RTD slashes fares to boost ridership — marking major overhaul
For the first time in decades, the Regional Transportation District is lowering its fares, making it significantly cheaper for Denver metro riders to catch a bus or train.
Why it matters: The massive overhaul is intended to boost lagging ridership, but also rooted in equity and affordability.
- The plan was crafted following a roughly 18-month "equity analysis" of the public transit system's fare structure, which kicked off in 2021.
Details: RTD's board of directors approved a plan Tuesday night that will slash local monthly regional and airport passes by 56% — to $88 — and combine local and regional fares into one "standard fare."
- The cost for bus and rail lines will drop from $3 to $2.75 for a three-hour pass and from $6 to $5.50 for a daily pass.
- Fares for seniors, people with disabilities, and Medicare recipients will be lowered as well, and discounts for low-income riders are now expanded — with rebates increasing to 50% from 40%.
- RTD riders who purchase a single three-hour pass will see a slight drop from $3 to $2.75.
Plus: RTD staff also approved a year-long, free-ride pilot program for riders 19 years and younger that will kick in this fall, estimated to cost $5 million.
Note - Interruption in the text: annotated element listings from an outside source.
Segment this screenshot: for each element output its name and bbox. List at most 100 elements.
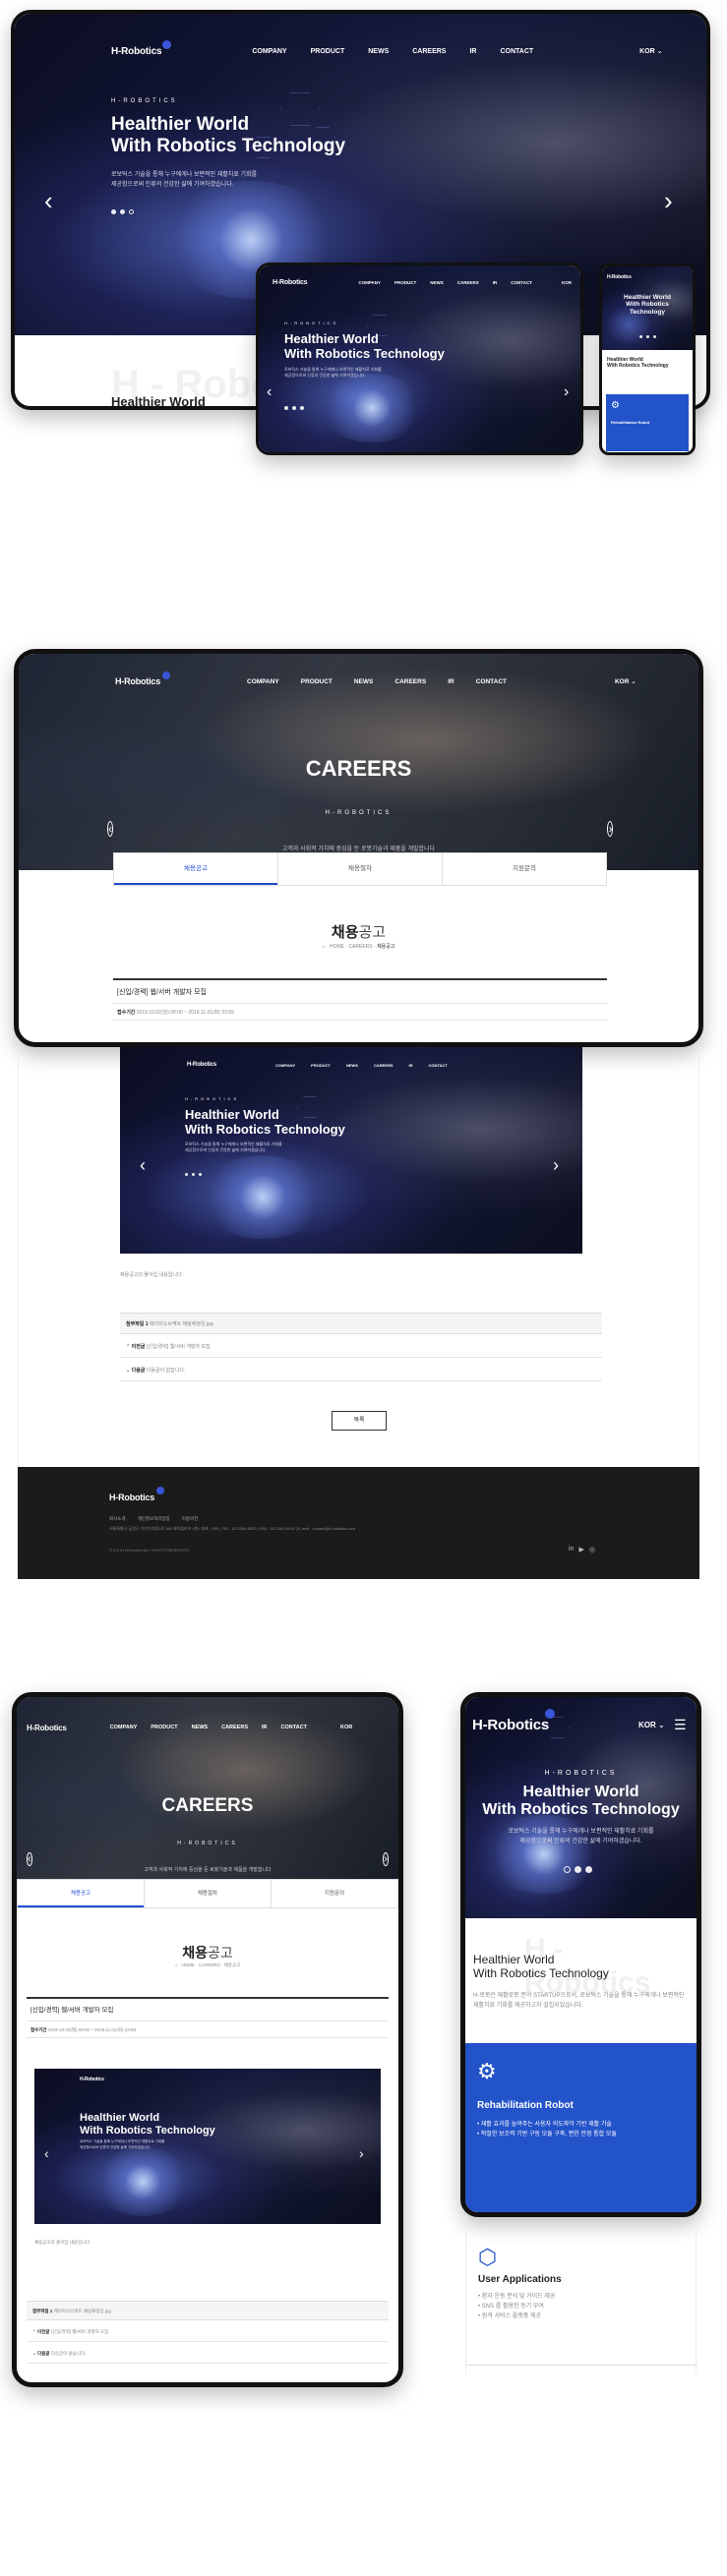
careers-banner: H-Robotics COMPANY PRODUCT NEWS CAREERS … xyxy=(17,1697,398,1879)
tab-inquiry[interactable]: 지원문의 xyxy=(442,853,606,885)
hero-pager[interactable] xyxy=(639,335,656,338)
tab-jobs[interactable]: 채용공고 xyxy=(18,1880,144,1907)
prev-post-row[interactable]: ⌃ 이전글 [신입/경력] 웹/서버 개발자 모집 xyxy=(120,1336,602,1358)
tab-process[interactable]: 채용절차 xyxy=(144,1880,271,1907)
nav-product[interactable]: PRODUCT xyxy=(151,1725,177,1730)
prev-arrow-icon[interactable]: ‹ xyxy=(27,1852,32,1866)
hero-pager[interactable] xyxy=(284,406,304,410)
tab-process[interactable]: 채용절차 xyxy=(277,853,442,885)
page-title: 채용공고 xyxy=(182,1945,233,1961)
nav-ir[interactable]: IR xyxy=(262,1725,268,1730)
attachment-row[interactable]: 첨부파일 1 메이저오브젝트 채팅예정임.jpg xyxy=(27,2301,389,2320)
nav-ir[interactable]: IR xyxy=(469,48,476,55)
prev-arrow-icon[interactable]: ‹ xyxy=(107,821,113,837)
nav-news[interactable]: NEWS xyxy=(430,280,444,285)
mobile-continued: ⬡ User Applications • 환자 운동 분석 및 가이드 제공 •… xyxy=(465,2217,697,2374)
careers-desc: 고객과 사회적 가치에 중심을 둔 로봇기술과 제품을 개발합니다 xyxy=(144,1867,272,1873)
linkedin-icon[interactable]: in xyxy=(569,1546,574,1553)
logo: H-Robotics xyxy=(187,1062,216,1068)
hero-desc: 로보틱스 기술을 통해 누구에게나 보편적인 재활치료 기회를 제공함으로써 인류… xyxy=(508,1829,654,1844)
careers-title: CAREERS xyxy=(305,756,412,781)
prev-arrow-icon[interactable]: ‹ xyxy=(267,383,272,401)
section-title: Healthier WorldWith Robotics Technology xyxy=(473,1953,609,1981)
nav-company[interactable]: COMPANY xyxy=(358,280,381,285)
lang-select[interactable]: KOR ⌄ xyxy=(638,1721,665,1729)
nav-news[interactable]: NEWS xyxy=(368,48,389,55)
nav-product[interactable]: PRODUCT xyxy=(394,280,416,285)
post-title: [신입/경력] 웹/서버 개발자 모집 xyxy=(27,2000,389,2021)
nav-company[interactable]: COMPANY xyxy=(252,48,286,55)
careers-banner: H-Robotics COMPANY PRODUCT NEWS CAREERS … xyxy=(19,654,698,870)
nav-contact[interactable]: CONTACT xyxy=(511,280,532,285)
next-arrow-icon: › xyxy=(553,1155,559,1175)
nav-product[interactable]: PRODUCT xyxy=(311,48,345,55)
careers-sub: H-ROBOTICS xyxy=(177,1841,238,1846)
youtube-icon[interactable]: ▶ xyxy=(578,1546,583,1553)
logo[interactable]: H-Robotics xyxy=(115,672,170,686)
hero-eyebrow: H-ROBOTICS xyxy=(544,1770,618,1777)
next-arrow-icon[interactable]: › xyxy=(607,821,614,837)
lang-select[interactable]: KOR xyxy=(340,1725,352,1730)
hero-desc: 로보틱스 기술을 통해 누구에게나 보편적인 재활치료 기회를 제공함으로써 인류… xyxy=(80,2139,165,2149)
hero-title: Healthier World With Robotics Technology xyxy=(185,1107,345,1137)
nav-company[interactable]: COMPANY xyxy=(247,678,279,685)
nav-careers: CAREERS xyxy=(373,1062,394,1068)
next-post-row[interactable]: ⌄ 다음글 다음글이 없습니다. xyxy=(27,2344,389,2364)
footer: H-Robotics 회사소개 개인정보처리방침 이용약관 서울특별시 금천구 … xyxy=(18,1467,699,1579)
next-arrow-icon[interactable]: › xyxy=(383,1852,389,1866)
nav-careers[interactable]: CAREERS xyxy=(394,678,426,685)
nav-ir[interactable]: IR xyxy=(493,280,498,285)
next-post-row[interactable]: ⌄ 다음글 다음글이 없습니다. xyxy=(120,1360,602,1381)
hero-pager[interactable] xyxy=(111,209,134,214)
prev-post-row[interactable]: ⌃ 이전글 [신입/경력] 웹/서버 개발자 모집 xyxy=(27,2322,389,2342)
lang-select[interactable]: KOR xyxy=(562,280,572,285)
next-arrow-icon[interactable]: › xyxy=(564,383,569,401)
rehab-card: ⚙ Rehabilitation Robot xyxy=(606,394,689,451)
footer-link-company[interactable]: 회사소개 xyxy=(109,1516,126,1522)
attachment-row[interactable]: 첨부파일 1 메이저오브젝트 채팅예정임.jpg xyxy=(120,1313,602,1334)
section-title: Healthier WorldWith Robotics Technology xyxy=(607,357,669,369)
hero-title: Healthier World With Robotics Technology xyxy=(284,331,445,361)
breadcrumb: ⌂ · HOME · CAREERS · 채용공고 xyxy=(174,1962,241,1967)
post-text: 채용공고의 풀이입 내용입니다. xyxy=(120,1272,183,1278)
chip-icon: ⚙ xyxy=(477,2059,497,2083)
nav-contact[interactable]: CONTACT xyxy=(500,48,533,55)
tablet-frame-2: H-Robotics COMPANY PRODUCT NEWS CAREERS … xyxy=(12,1692,403,2387)
tab-inquiry[interactable]: 지원문의 xyxy=(271,1880,397,1907)
nav-news[interactable]: NEWS xyxy=(192,1725,209,1730)
instagram-icon[interactable]: ◎ xyxy=(589,1546,595,1553)
footer-copyright: © 2019 H-Robotics ALL RIGHTS RESERVED xyxy=(109,1548,189,1552)
logo[interactable]: H-Robotics xyxy=(607,274,693,280)
nav-company[interactable]: COMPANY xyxy=(110,1725,138,1730)
hero-title: Healthier World With Robotics Technology xyxy=(80,2112,215,2137)
post-body: H-Robotics COMPANY PRODUCT NEWS CAREERS IR CO… xyxy=(18,1047,699,1467)
careers-title: CAREERS xyxy=(161,1795,254,1816)
rehab-card: ⚙ Rehabilitation Robot • 재활 효과를 높여주는 사용자… xyxy=(465,2043,697,2212)
nav-careers[interactable]: CAREERS xyxy=(412,48,446,55)
nav-careers[interactable]: CAREERS xyxy=(221,1725,248,1730)
lang-select[interactable]: KOR ⌄ xyxy=(639,47,662,55)
nav-contact[interactable]: CONTACT xyxy=(476,678,507,685)
nav-product: PRODUCT xyxy=(311,1062,331,1068)
lang-select[interactable]: KOR ⌄ xyxy=(615,677,636,685)
nav-news[interactable]: NEWS xyxy=(354,678,374,685)
desktop-frame-2: H-Robotics COMPANY PRODUCT NEWS CAREERS … xyxy=(14,649,703,1047)
nav-careers[interactable]: CAREERS xyxy=(457,280,479,285)
nav-contact[interactable]: CONTACT xyxy=(281,1725,307,1730)
hero-eyebrow: H-ROBOTICS xyxy=(284,321,339,325)
hero-banner: H-Robotics KOR ⌄ ☰ H-ROBOTICS Healthier … xyxy=(465,1697,697,1918)
apps-list: • 환자 운동 분석 및 가이드 제공 • SNS 를 활용한 동기 부여 • 원격… xyxy=(478,2294,556,2320)
prev-arrow-icon[interactable]: ‹ xyxy=(44,186,53,216)
logo[interactable]: H-Robotics xyxy=(27,1724,67,1732)
footer-link-privacy[interactable]: 개인정보처리방침 xyxy=(138,1516,170,1522)
logo[interactable]: H-Robotics xyxy=(273,279,308,286)
next-arrow-icon[interactable]: › xyxy=(664,186,673,216)
footer-link-terms[interactable]: 이용약관 xyxy=(182,1516,199,1522)
hero-pager[interactable] xyxy=(564,1866,592,1873)
tab-jobs[interactable]: 채용공고 xyxy=(114,853,277,885)
hamburger-icon[interactable]: ☰ xyxy=(674,1717,687,1733)
logo[interactable]: H-Robotics xyxy=(111,39,171,57)
nav-product[interactable]: PRODUCT xyxy=(301,678,333,685)
nav-ir[interactable]: IR xyxy=(448,678,454,685)
list-button[interactable]: 목록 xyxy=(332,1411,387,1431)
- Additionally, the agency is allocating $1 million in passes to homeless service providers as well as other nonprofit partners.
What they're saying: "We are glad to see that RTD is moving in the direction of allowing more people to access the benefit and use public transit," Cathy Alderman, spokesperson for the Colorado Coalition for the Homeless, told CPR.
Context: RTD was given more flexibility to dictate its own rates after Gov. Jared Polis signed legislation in 2021 that removed a state law requiring RTD rake in 30% of its revenue from fares.
Of note: This week, the Polis administration announced that Bustang, Colorado's public bus service, is slashing fares in half for most routes in August and September to lower ozone emissions, make public transit more accessible and boost ridership.
- Bustang fares were also reduced by 50% last year, resulting in a 77% jump in ridership, according to the state's transportation department.